Tip #1
Have A Specialty
Your portfolio should fit the position for which you are applying. While many game industry job seekers consider themselves generalists, or have a variety of skills first, most game companies need to know that you can fulfil the specific role that they need. Anyone looking at your portfolio should immediately be able to identify what your specialty is, without having to dig or try to interpret.
If you are applying for a 3D environment artist position, then your portfolio should showcase multiple 3D environments; you should not mix your environment art with unrelated work such as UI, character models, design documents, or examples of project management. This shows an unclear and unfocused approach that will likely get your portfolio passed by.
Tip #2
What if you have more than one speciality?
Categorize your portfolio with a separate catagory foreach specality, with links to each category in a navigaitonal bar. When applying for a job, send a direct link to the category that relates to the specific role. This gives the reviewer the choice if they want to review examples of your unrelated work.
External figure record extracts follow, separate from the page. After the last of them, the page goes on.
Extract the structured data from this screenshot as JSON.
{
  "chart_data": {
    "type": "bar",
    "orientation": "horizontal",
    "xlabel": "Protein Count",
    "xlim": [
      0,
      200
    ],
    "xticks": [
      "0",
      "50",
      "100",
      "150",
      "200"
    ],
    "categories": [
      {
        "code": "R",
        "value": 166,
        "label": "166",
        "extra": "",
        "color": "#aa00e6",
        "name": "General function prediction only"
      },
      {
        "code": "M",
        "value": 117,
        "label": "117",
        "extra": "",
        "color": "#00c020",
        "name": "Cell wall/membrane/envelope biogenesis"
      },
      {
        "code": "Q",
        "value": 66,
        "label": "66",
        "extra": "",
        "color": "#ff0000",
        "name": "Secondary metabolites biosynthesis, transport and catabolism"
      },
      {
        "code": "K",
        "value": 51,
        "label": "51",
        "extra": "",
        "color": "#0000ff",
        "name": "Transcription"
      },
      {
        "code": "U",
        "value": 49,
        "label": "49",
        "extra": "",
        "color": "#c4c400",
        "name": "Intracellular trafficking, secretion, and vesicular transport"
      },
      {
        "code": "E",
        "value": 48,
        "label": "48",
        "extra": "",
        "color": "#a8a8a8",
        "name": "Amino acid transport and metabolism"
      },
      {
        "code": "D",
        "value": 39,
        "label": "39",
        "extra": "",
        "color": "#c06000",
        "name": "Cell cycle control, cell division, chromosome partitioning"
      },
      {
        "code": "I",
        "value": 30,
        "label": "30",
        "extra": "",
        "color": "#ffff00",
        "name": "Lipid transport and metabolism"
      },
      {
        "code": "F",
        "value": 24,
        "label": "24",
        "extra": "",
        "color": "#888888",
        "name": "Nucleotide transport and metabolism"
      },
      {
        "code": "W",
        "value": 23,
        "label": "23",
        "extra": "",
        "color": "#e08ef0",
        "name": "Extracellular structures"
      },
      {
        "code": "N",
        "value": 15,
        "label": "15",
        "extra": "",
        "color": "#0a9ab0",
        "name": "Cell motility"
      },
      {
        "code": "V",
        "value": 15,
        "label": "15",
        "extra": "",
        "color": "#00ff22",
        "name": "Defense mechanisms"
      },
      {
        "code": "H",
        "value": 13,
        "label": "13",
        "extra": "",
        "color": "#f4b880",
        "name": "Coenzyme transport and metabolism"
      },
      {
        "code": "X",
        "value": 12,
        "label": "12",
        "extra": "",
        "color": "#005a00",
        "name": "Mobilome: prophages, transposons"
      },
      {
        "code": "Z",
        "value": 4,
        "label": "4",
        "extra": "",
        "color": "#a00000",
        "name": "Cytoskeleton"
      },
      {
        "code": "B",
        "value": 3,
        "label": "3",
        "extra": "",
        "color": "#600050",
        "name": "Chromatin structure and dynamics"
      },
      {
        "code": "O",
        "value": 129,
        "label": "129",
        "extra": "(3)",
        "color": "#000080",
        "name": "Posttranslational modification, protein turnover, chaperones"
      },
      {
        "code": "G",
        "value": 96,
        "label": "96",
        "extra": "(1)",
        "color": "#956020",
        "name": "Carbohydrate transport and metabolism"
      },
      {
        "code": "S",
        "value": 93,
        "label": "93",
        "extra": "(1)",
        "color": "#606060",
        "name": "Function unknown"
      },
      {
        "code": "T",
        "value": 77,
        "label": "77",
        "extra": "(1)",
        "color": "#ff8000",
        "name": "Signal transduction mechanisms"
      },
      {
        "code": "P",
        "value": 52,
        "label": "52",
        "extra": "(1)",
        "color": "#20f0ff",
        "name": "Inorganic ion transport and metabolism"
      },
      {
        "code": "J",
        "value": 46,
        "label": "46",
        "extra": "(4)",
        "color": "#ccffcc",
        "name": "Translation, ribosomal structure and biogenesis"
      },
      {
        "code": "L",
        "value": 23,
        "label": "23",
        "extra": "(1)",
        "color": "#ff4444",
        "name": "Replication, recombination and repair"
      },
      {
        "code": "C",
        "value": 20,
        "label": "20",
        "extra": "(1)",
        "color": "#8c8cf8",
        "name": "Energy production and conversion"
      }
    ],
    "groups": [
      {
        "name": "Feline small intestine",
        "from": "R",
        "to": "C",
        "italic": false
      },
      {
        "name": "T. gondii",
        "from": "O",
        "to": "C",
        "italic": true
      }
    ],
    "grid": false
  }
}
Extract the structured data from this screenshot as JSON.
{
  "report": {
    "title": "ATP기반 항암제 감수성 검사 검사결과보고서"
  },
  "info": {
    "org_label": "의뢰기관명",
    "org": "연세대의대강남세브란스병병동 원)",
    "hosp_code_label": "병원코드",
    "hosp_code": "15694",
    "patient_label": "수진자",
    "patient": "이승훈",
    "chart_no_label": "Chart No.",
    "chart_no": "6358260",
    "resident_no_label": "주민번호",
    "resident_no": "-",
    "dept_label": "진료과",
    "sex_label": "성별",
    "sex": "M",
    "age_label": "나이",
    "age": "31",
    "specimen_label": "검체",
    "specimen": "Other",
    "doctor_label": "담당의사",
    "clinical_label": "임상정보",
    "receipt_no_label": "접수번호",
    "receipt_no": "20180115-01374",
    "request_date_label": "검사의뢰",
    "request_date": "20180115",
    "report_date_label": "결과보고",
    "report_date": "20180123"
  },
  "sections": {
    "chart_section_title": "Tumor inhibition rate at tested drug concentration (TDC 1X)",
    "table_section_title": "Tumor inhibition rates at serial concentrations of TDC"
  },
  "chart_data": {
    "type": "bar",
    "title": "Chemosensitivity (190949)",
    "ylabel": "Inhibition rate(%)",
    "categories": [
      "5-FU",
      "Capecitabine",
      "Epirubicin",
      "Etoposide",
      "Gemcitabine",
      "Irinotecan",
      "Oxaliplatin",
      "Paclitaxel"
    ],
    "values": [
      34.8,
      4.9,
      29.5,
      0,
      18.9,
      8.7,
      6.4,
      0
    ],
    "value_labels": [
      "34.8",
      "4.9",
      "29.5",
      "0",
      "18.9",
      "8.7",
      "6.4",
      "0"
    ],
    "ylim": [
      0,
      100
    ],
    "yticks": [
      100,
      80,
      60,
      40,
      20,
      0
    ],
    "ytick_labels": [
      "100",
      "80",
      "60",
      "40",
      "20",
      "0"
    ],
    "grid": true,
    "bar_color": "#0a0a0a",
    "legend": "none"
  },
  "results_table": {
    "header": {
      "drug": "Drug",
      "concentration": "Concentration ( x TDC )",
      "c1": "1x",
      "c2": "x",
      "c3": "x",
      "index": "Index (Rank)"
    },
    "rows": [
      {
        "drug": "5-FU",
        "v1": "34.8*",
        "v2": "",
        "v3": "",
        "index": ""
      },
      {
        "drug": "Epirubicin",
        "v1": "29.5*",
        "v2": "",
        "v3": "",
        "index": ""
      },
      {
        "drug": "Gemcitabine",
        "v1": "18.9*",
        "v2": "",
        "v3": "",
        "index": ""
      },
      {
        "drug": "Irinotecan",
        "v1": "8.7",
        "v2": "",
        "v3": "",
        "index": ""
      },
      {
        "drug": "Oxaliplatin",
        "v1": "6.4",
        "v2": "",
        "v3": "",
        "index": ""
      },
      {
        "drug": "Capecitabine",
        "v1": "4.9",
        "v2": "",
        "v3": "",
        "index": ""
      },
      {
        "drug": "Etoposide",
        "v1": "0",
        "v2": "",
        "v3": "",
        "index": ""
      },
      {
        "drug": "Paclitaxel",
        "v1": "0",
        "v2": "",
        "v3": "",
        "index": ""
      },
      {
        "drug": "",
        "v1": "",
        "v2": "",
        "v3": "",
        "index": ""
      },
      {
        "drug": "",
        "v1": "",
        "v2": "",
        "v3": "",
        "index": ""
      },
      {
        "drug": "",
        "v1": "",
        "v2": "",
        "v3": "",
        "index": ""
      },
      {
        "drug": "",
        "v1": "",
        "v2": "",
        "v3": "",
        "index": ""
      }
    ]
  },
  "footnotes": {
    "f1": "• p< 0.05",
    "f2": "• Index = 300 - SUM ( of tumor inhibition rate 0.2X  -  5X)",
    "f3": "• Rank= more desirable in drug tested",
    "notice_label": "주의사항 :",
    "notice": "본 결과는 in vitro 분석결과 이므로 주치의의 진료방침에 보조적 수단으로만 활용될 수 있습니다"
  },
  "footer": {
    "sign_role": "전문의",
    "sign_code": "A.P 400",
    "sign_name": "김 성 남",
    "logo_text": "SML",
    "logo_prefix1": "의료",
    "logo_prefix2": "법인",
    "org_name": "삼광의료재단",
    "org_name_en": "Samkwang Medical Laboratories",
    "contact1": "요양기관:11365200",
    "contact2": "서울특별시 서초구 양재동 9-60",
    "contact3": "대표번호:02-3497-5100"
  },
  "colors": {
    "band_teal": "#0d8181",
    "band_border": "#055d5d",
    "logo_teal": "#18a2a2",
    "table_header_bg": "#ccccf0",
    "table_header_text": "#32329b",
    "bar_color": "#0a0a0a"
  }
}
For instance, if you have specialty skills in 3D environment art and programming, have a sections of your portfolio dedicated to each, without mixing the two together. If applying for a 3D environmentalist position, send a direct link to your environment work, showing it as your primary skill. Allow functionality if the reviewer wants to look at your other work as well, but don't mix the environmental work and programming together.
Tip #3
Organize by specialty,
not by project
It is important to show that you've worked on and completed shipped games, however this is information you can include in a credits list and your resume. Your portfolio showcase your skills. On a project you may have to ware many hats, but when applying for a job, you need to be able to clearly communicate skills and abilities the job description asks for. If you worked on a project where you held more than one role, then organize your portfolio by category, and split the category into sub-categories based on that specific role on the project.
Tip #4
Think about the User Experience
You don't have to be a UX designer to know how to make your portfolio easy to navigate. You are a professional (or aspirational) professional in the game industry, which means you should know and understand interactivity and intuitiveness. Avoid making your reviewer have to work to find what they need on your portfolio. Having your name, specialty, contact information and resume easy to find and access. Make it easy to find your work, and have a natural flow across all content.
Tip # 5
Show Your Workflow
Just like math class in high school, you need to show your work. Don't just show the finished piece, but also break it down to show how it was put together. In reverse order, from the finished piece to how it originated, show each step taking in the creation of the work.
For instance, when showing a 3D character model, start with the final model, then below it show the high to low res model, then the model textures, then below that show the wireframes, then the concept art from which the model was based.
This will show that not only do you know how to put the work together, but that you know how to create it properly, and with efficiency.
You don't have to be a UX designer to know how to make your portfolio easy to navigate. You are a professional (or aspirational) professional in the game industry, which means you should know and understand interactivity and intuitiveness. Avoid making your reviewer have to work to find what they need on your portfolio. Having your name, specialty, contact information and resume easy to find and access. Make it easy to find your work, and have a natural flow across all content.
Tip #6
Give Credit
When working on team projects, not all of the work shown in a specific portfolio piece is your own. Sometimes you use someone else's concept art as the basis for a 3D model or someone else created the model and rig you are animating. While your portfolio should focus on the work that you did do, it is also important to call out the work that is present in the piece, but you did not do, otherwise you might be seen as misrepresenting yourself, or worse, taking credit for someone else's work.
Have text present that calls out what you did, and credits the work done by others, specifically calling out the work they did, and their full name. If you used content from another website, not only should you cite the source, include the website, author's name, and a link to the direct work or webpage it was pulled from.